Non c’è dubbio che gli screening mammografici e la maggiore sensibilizzazione delle donne all’adesione a questi programmi di prevenzione secondaria abbiano fatto incrementare, negli ultimi anni, le diagnosi di carcinomi in stadio precoce. “Vanno recuperati quanto prima i ritardi accumulati durante la pandemia, pari a quasi 5 mesi. Gli esami di screening effettuati tra gennaio 2020 e maggio 2021 si sono ridotti, rispetto al 2019, del 28,5% per il cancro della mammella. E sono oltre 3558 le diagnosi mancate”, afferma Riccardo Masetti, Direttore Chirurgia Senologica Policlinico Universitario A. Gemelli Irccs e Presidente Susan G. Komen Italia.

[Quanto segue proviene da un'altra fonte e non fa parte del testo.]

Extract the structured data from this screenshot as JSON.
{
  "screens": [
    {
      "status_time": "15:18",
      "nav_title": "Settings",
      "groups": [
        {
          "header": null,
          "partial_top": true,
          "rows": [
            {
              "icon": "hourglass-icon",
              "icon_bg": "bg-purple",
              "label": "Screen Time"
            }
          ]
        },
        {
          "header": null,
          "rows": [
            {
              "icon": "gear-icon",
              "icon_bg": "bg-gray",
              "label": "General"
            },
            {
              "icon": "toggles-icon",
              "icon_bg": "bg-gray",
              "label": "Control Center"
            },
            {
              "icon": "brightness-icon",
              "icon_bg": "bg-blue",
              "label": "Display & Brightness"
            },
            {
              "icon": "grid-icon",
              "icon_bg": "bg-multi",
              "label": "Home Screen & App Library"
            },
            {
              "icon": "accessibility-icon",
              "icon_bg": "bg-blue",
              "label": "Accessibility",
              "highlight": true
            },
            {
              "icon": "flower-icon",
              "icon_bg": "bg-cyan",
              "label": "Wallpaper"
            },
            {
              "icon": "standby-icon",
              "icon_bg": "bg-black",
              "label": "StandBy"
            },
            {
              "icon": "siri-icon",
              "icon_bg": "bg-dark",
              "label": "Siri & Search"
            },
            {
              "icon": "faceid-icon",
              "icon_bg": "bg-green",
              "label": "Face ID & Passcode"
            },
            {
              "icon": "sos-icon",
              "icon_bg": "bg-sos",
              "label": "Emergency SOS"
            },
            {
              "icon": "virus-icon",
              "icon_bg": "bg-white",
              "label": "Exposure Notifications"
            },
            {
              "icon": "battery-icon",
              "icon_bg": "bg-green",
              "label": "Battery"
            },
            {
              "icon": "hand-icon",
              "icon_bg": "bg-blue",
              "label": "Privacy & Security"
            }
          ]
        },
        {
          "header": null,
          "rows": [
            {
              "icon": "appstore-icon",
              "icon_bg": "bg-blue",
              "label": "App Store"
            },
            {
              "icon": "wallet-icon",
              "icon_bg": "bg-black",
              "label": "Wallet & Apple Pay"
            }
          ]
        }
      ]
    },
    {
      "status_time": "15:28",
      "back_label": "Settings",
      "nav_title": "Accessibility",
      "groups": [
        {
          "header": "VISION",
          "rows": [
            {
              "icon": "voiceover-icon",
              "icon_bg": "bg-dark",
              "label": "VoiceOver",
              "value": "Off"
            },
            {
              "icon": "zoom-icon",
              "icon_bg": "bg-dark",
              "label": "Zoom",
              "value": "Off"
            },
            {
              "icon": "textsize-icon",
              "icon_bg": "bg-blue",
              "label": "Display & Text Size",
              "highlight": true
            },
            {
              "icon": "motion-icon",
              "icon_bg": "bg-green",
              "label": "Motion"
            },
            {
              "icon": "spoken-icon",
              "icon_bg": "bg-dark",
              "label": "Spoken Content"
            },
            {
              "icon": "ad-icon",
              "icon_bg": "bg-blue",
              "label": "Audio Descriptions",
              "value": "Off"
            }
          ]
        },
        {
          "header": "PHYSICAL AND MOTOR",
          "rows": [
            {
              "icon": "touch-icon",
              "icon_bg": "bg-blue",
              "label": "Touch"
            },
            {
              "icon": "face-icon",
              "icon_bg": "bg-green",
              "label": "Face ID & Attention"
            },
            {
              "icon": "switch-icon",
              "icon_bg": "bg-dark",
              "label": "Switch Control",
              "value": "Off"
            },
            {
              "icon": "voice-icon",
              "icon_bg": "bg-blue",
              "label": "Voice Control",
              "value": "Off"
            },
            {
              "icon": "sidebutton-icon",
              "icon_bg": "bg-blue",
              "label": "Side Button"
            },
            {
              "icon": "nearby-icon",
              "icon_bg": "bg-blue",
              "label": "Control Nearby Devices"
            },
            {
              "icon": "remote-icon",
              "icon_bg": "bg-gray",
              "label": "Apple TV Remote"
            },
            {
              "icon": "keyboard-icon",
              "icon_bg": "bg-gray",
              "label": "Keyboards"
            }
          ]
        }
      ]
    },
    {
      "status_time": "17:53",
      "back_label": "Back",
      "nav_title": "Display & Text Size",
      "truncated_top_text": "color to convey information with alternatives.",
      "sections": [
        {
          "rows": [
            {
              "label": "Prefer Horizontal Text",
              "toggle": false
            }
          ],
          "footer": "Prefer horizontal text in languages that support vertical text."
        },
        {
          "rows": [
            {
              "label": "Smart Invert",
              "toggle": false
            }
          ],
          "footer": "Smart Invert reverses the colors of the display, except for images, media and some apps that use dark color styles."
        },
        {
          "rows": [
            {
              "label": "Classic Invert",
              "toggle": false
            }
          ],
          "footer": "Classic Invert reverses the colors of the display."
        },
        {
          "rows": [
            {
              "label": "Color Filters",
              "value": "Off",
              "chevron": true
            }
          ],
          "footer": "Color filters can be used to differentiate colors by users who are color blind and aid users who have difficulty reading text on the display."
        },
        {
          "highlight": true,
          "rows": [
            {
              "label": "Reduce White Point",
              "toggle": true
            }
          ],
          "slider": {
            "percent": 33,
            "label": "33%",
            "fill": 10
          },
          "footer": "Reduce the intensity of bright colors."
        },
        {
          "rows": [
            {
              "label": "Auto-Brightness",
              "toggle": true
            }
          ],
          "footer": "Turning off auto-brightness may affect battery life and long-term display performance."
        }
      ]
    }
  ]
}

Il confronto tra esperti a livello internazionale

Quella che si è svolta al Gemelli è la settima edizione dell’International Meeting on New Drugs and New Insights in Breast Cancer in cui intervengono clinici e ricercatori di fama internazionale. “È importante stimolare interazioni tra gli scienziati provenienti da diversi Paesi e fornire loro i mezzi necessari per svolgere attività di ricerca – conclude Ahmad Awada, direttore del Dipartimento di Oncologia Medica al Jules Bordet Cancer Institute di Bruxelles (Belgio). Oggi abbiamo a disposizione molte armi per combattere questo big killer: prevenzione, diagnosi precoce, chirurgia conservativa, chemioterapie combinate, terapie ormonali e farmaci biologici che permettono di assicurare la guarigione alla maggioranza delle donne colpite. I risultati presentati al convegno confermano come la strategia vincente sia quella di tarare la terapia sulle caratteristiche specifiche delle pazienti”.